The local stock market reflects the uncertainty prevailing among local and foreign investors. In November, the All Share Price Index of the Colombo stock market declined by 12 percent, while the Milanka index for blue chip companies fell by 15 percent. During the first 11 months, the net foreign capital outflow was 3.23 billion rupees compared to the 392 million rupees for the same period last year.

In the second week of December shares rose by 15.5 points. But as one analyst pointed out, the main reason was a rise in confidence by local investors over the prospect of negotiations between the government and the LTTE. There was no enthusiasm among foreign investors.

Following the Sri Lanka Development Forum, the burden of the economic problems will be placed even more squarely onto the working class and the poor who have already been hard hit by inflation. Proposals from the Forum included further restructuring of the public sector, and therefore more job cuts, and a greater “participation” of the private sector in tertiary education. The government is already planning to put a new tax on water used by poor peasants—a measure that has already provoked protests.
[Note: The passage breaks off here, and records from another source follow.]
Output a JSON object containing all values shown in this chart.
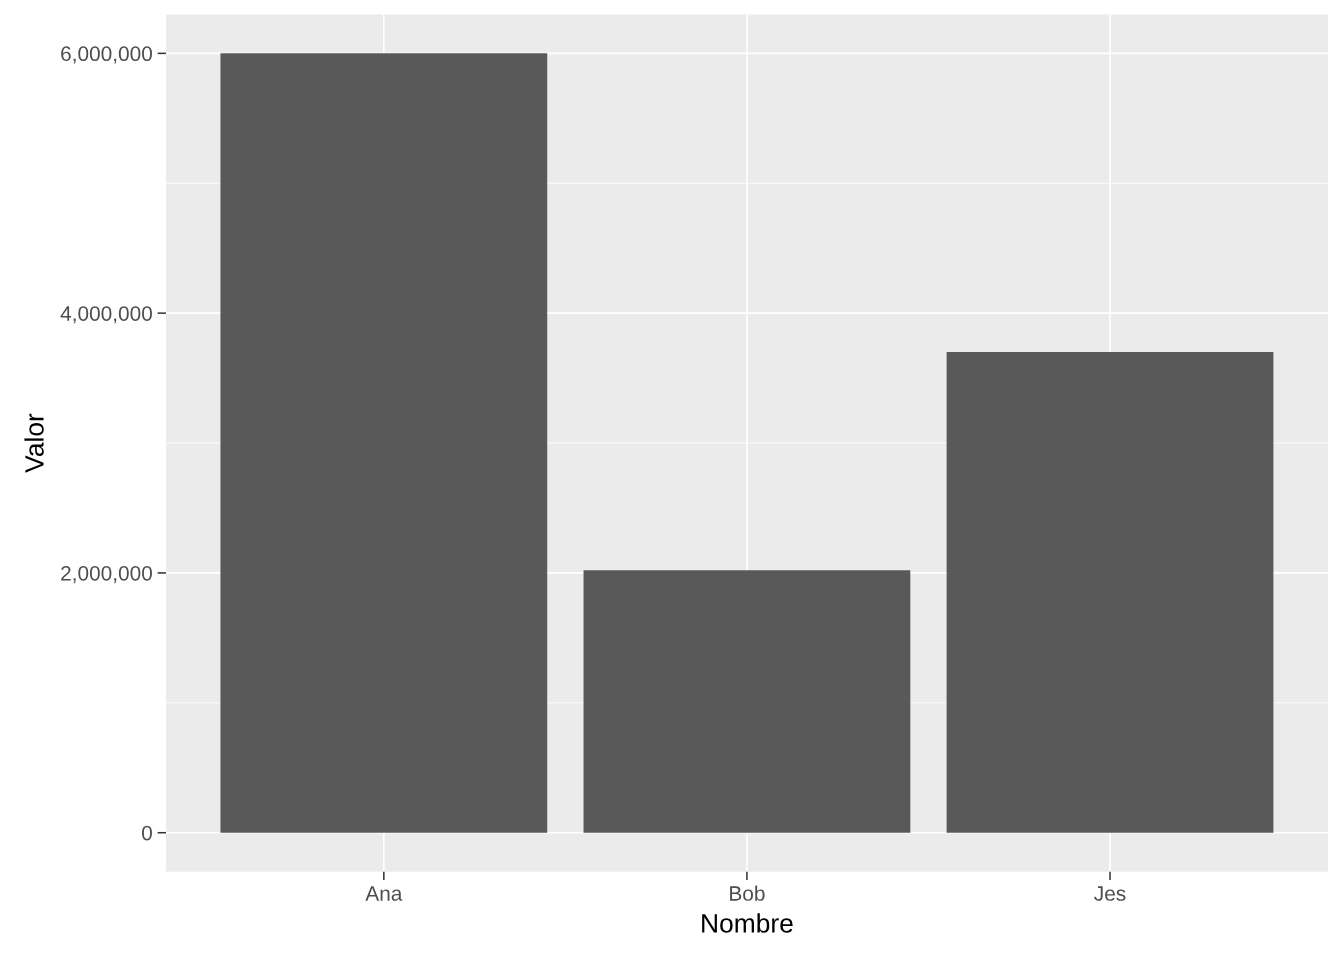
{
  "chart_data": {
    "type": "bar",
    "xlabel": "Nombre",
    "ylabel": "Valor",
    "categories": [
      "Ana",
      "Bob",
      "Jes"
    ],
    "values": [
      6000000,
      2020000,
      3700000
    ],
    "color": "#595959",
    "ylim": [
      -300000,
      6300000
    ],
    "yticks": [
      {
        "value": 0,
        "label": "0"
      },
      {
        "value": 2000000,
        "label": "2,000,000"
      },
      {
        "value": 4000000,
        "label": "4,000,000"
      },
      {
        "value": 6000000,
        "label": "6,000,000"
      }
    ],
    "grid": true
  }
}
A World Bank report entitled “Sri Lanka: Recapturing Missed Opportunities” published in June was also discussed at the forum. Ominously it put a question mark over the government's Samurdhi program that is meant to provide some limited assistance to the poor. It pointed out 44 percent of the benefits go to the wealthiest 60 percent of the population. While it is undoubtedly true that Samurdhi program is abused for economic and political gain, the World Bank recommendation was simply to end benefits for higher income groups, not to boost spending for the large number of poverty-stricken families in the country.